La goccia che fa traboccare il vaso arriva con l’inizio del2012. In questo anno viene segnata la Caporetto padana al punto tale che la crisi del partito segnerà una totale rivoluzione nel sistema dirigenziale del carroccio.

Infatti vi è in concomitanza la crisi della seconda repubblica, quel sistema partitico che ha visto protagonista insieme a Berlusconila  stessa Lega.

In questo periodo, dopo un articolo pubblicato dal Secolo XIX, comincia ad emergere uno scenario a dir poco raccapricciante, di una politica sconsiderata e priva di fondamenta solide. Iniziano delle indagini su Francesco Belsito, tesoriere di partito, in merito a movimentazioni di denaro su conti esteri e rimborsi elettorali mal gestiti. Così con questo pretesto il famoso cerchio magico che aleggiava intorno alla figura di Bossi comincia ad indebolirsi, mentre il fido Bobo, che per anni è rimasto alla finestra a guardare, comincia a scalpitare. E via che cominciano a saltare le teste: Reguzzoni, Rosi Mauro, Borghezio tutti “uomini del presidente”, fino ad arrivare allo stesso Bossi.

Lo scandalo sui rimborsi elettorali mostra un partito che non è riuscito a cogliere nulla dalla cenere dei partiti primorepubblicani sulla quale si è fondata, inserendosi agiatamente nel peggio della politica italiana.

Gli scandali hanno evidenziato la totale incongruenza del partito: tutto ciò contro cui lottavano (centralismo, casta e sprechi di denaro pubblico) sono diventati lo stagno dentro cui sguazzare indisturbati.

In questo turbine scandalistico diventa predominante la figura di Roberto Maroni, autoincoronatosi successore di Bossi, con il “sacro” compito di fare pulizia nel partito.

L’idea di un totale cambio di rotta non è stata condizione sufficiente per far uscire dall’impasse il partito. Così a risposta dell’elettorato, come sappiano, non si è fatta attendere e le recenti elezioni amministrative hanno mostrato tutta la sfiducia dei cittadini verso un movimento incapace di rispondere a quella voce di maggior indipendenza che nonostante tutto si levava dalle valli del Nord Italia.

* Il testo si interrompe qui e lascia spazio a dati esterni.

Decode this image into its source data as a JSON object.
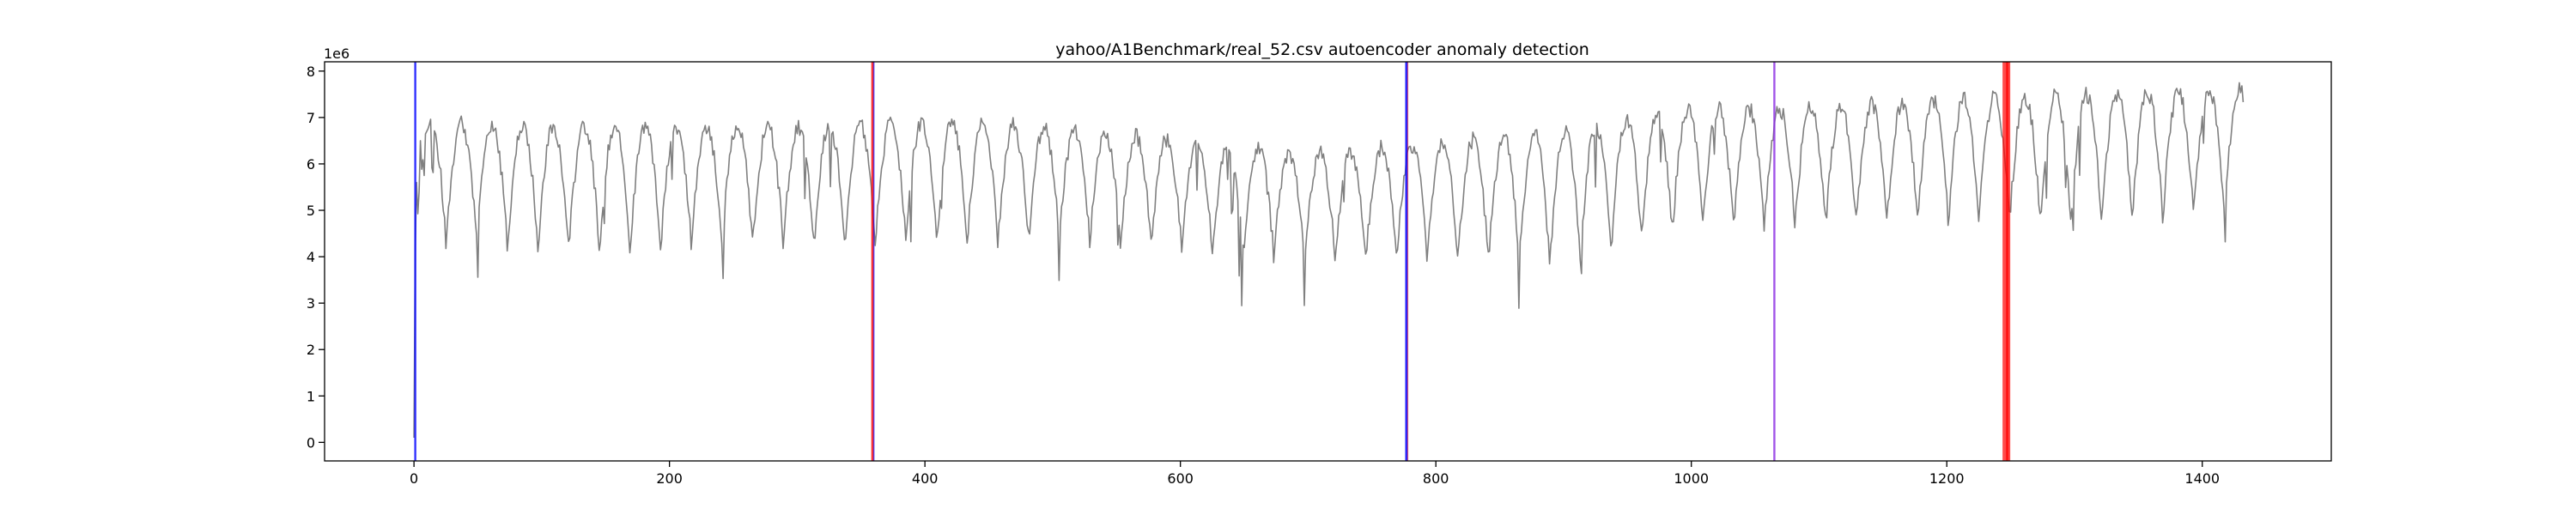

Ora l’azzeramento della vecchia dirigenza padana a favore del “Barbaro” Maroni è l’arma per la riconquista della fiducia politica ed elettorale necessaria alla sopravvivenza del movimento.

Stanno tentando di rispolverare gli slogan degli anni novanta che resero fortuna al partito, ma senza particolare successo. Sicuramente la recente crisi prima economica e poi politica del nostro paese ha permesso di chiudere un ciclo, quello della seconda repubblica, che non ha forse imparato dagli errori dei suoi predecessori. In questo contesto la Lega, partito che si presentò all’origine come messaggero di innovazione nel modo di far politica in Italia, non ha fatto altro che allinearsi con quella parte malata del sistema perdendo la sua attendibilità e la sua vitalità e lasciando ai posteri solo il ricordo di un movimento nato su fragili presupposti e imploso a causa dei suoi stessi limiti politici.